Despite signals of economic downturn detected in the weak manufacturing data released the previous day and the consumer decline announced on the 31st of last month, investors focused on the fact that the labor market has not cooled enough to raise concerns about a recession. Earlier, the Institute for Supply Management (ISM) reported that the U.S. manufacturing Purchasing Managers' Index (PMI) for May was 48.7, below both the expert forecast (49.8) and the previous month's figure (49.2). A manufacturing PMI below 50 indicates economic contraction. Consumption also slowed. According to the U.S. Department of Commerce's Bureau of Economic Analysis (BEA), real personal income and real personal consumption, adjusted for inflation, both fell by 0.1% month-over-month in April.


The market is paying close attention to the U.S. Department of Labor's May nonfarm payroll report to be released on the 7th. May nonfarm payrolls are expected to increase by 185,000 from the previous month. In April, payrolls rose by 175,000, falling short of the forecast of 243,000. If the overheated labor market also cools, the slowdown in consumption and the decline in inflation could accelerate.


Tom Essaye, founder of The Sevens Report Research, added, "If a Goldilocks (neither overheated nor cooled) indicator emerges, it will help stabilize the stock market, which experienced increased volatility last week."

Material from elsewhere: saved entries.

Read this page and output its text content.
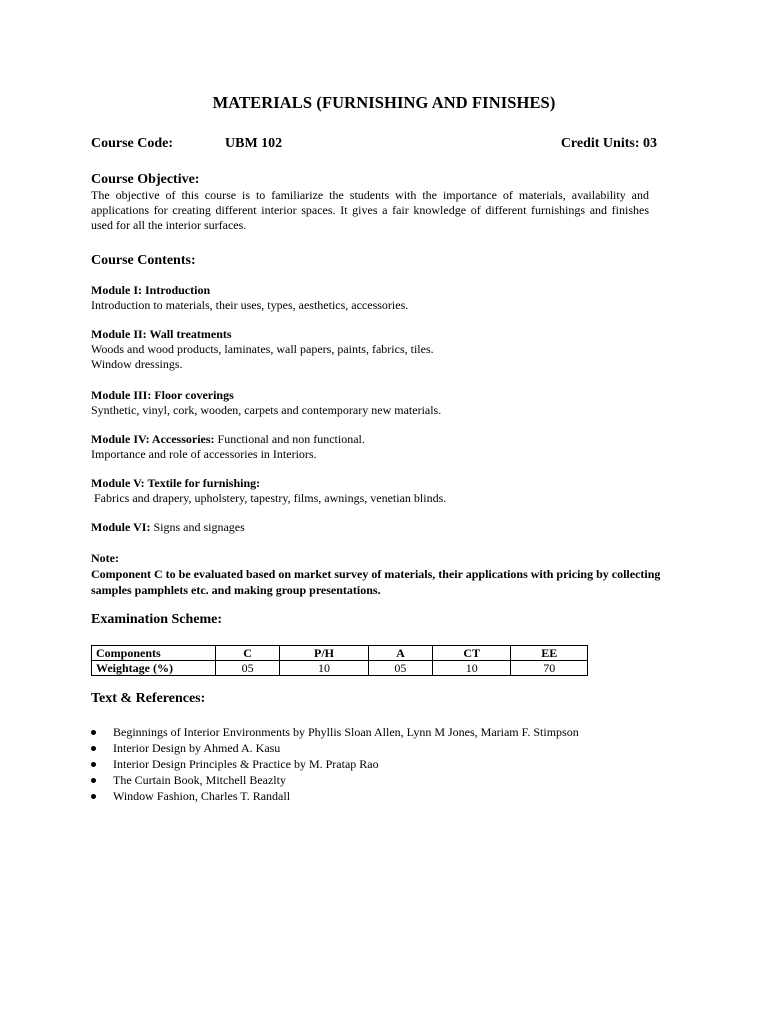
MATERIALS (FURNISHING AND FINISHES)
Course Code:	UBM 102	Credit Units: 03
Course Objective:
The objective of this course is to familiarize the students with the importance of materials, availability and applications for creating different interior spaces. It gives a fair knowledge of different furnishings and finishes used for all the interior surfaces.
Course Contents:
Module I: Introduction
Introduction to materials, their uses, types, aesthetics, accessories.
Module II: Wall treatments
Woods and wood products, laminates, wall papers, paints, fabrics, tiles.
Window dressings.
Module III: Floor coverings
Synthetic, vinyl, cork, wooden, carpets and contemporary new materials.
Module IV: Accessories: Functional and non functional.
Importance and role of accessories in Interiors.
Module V: Textile for furnishing:
Fabrics and drapery, upholstery, tapestry, films, awnings, venetian blinds.
Module VI: Signs and signages
Note:
Component C to be evaluated based on market survey of materials, their applications with pricing by collecting samples pamphlets etc. and making group presentations.
Examination Scheme:
Components	C	P/H	A	CT	EE
Weightage (%)	05	10	05	10	70
Text & References:
Beginnings of Interior Environments by Phyllis Sloan Allen, Lynn M Jones, Mariam F. Stimpson
Interior Design by Ahmed A. Kasu
Interior Design Principles & Practice by M. Pratap Rao
The Curtain Book, Mitchell Beazlty
Window Fashion, Charles T. Randall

Bond yields are falling amid expectations of interest rate cuts. The U.S. 10-year Treasury yield, a global benchmark for bond yields, traded at around 4.32%, down 7 basis points (1bp = 0.01 percentage points) from the previous trading day. The 2-year U.S. Treasury yield, sensitive to monetary policy, moved down 4 basis points to around 4.77%.

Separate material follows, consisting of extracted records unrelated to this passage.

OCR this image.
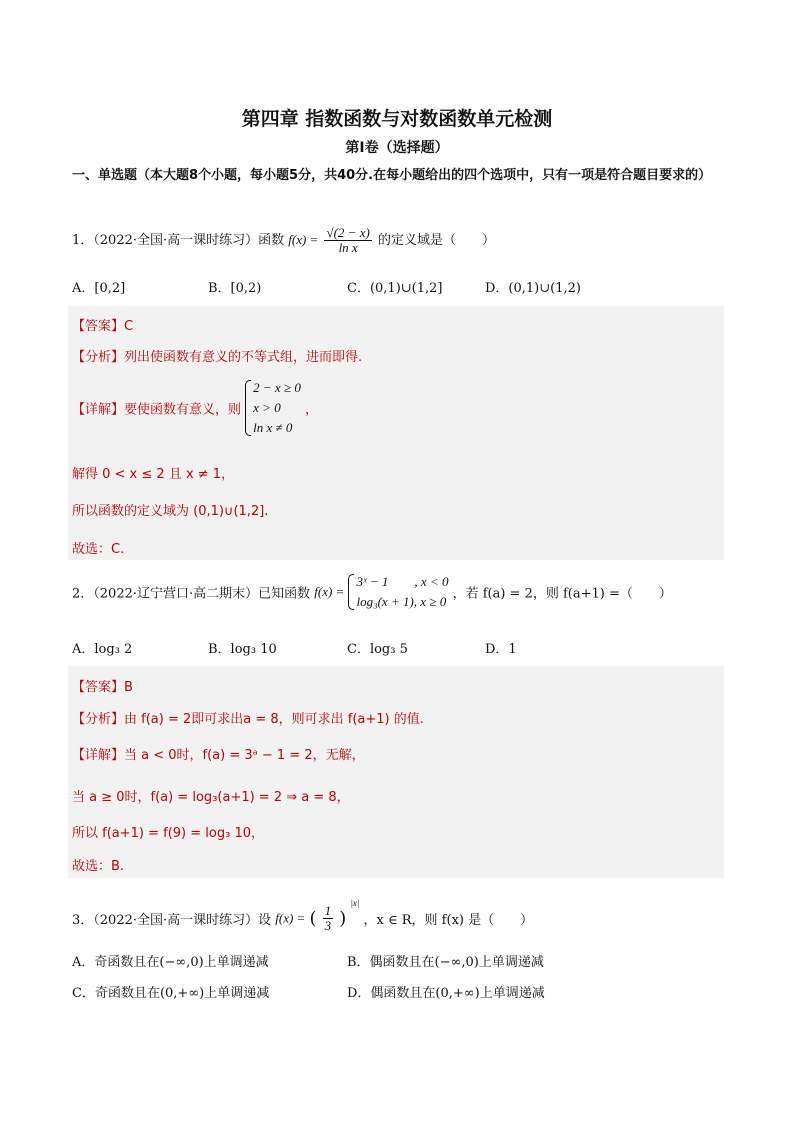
第四章 指数函数与对数函数单元检测
第Ⅰ卷（选择题）
一、单选题（本大题8个小题，每小题5分，共40分.在每小题给出的四个选项中，只有一项是符合题目要求的）
1．（2022·全国·高一课时练习）函数 $f(x) = \frac{√(2 - x)}{\text{ln x}}$ 的定义域是（　　）
A．[0,2]	B．[0,2)	C．(0,1)∪(1,2]	D．(0,1)∪(1,2)
【答案】C
【分析】列出使函数有意义的不等式组，进而即得.
【详解】要使函数有意义，则
2 − x ≥ 0
x > 0
ln x ≠ 0
，
解得 0 < x ≤ 2 且 x ≠ 1，
所以函数的定义域为 (0,1)∪(1,2].
故选：C.
2．（2022·辽宁营口·高二期末）已知函数 f(x) =
3ˣ − 1　　, x < 0
log₃(x + 1), x ≥ 0 ，若 f(a) = 2，则 f(a+1) =（　　）
A．log₃ 2	B．log₃ 10	C．log₃ 5	D．1
【答案】B
【分析】由 f(a) = 2即可求出a = 8，则可求出 f(a+1) 的值.
【详解】当 a < 0时，f(a) = 3ᵃ − 1 = 2，无解，
当 a ≥ 0时，f(a) = log₃(a+1) = 2 ⇒ a = 8，
所以 f(a+1) = f(9) = log₃ 10，
故选：B.
3．（2022·全国·高一课时练习）设 f(x) = ( $\frac{1}{3}$ ) $^{|x|}$ ，x ∈ R，则 f(x) 是（　　）
A．奇函数且在(−∞,0)上单调递减	B．偶函数且在(−∞,0)上单调递减
C．奇函数且在(0,+∞)上单调递减	D．偶函数且在(0,+∞)上单调递减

International oil prices declined. West Texas Intermediate (WTI) crude fell $0.97 (1.31%) to $73.25 per barrel, and Brent crude, the global oil price benchmark, dropped $0.84 (1.07%) to close at $77.52. This was due to the OPEC+ (Organization of the Petroleum Exporting Countries (OPEC) members and non-OPEC allies) decision to extend voluntary oil production cuts of 2.2 million barrels per day through the third quarter of this year, followed by a gradual reduction.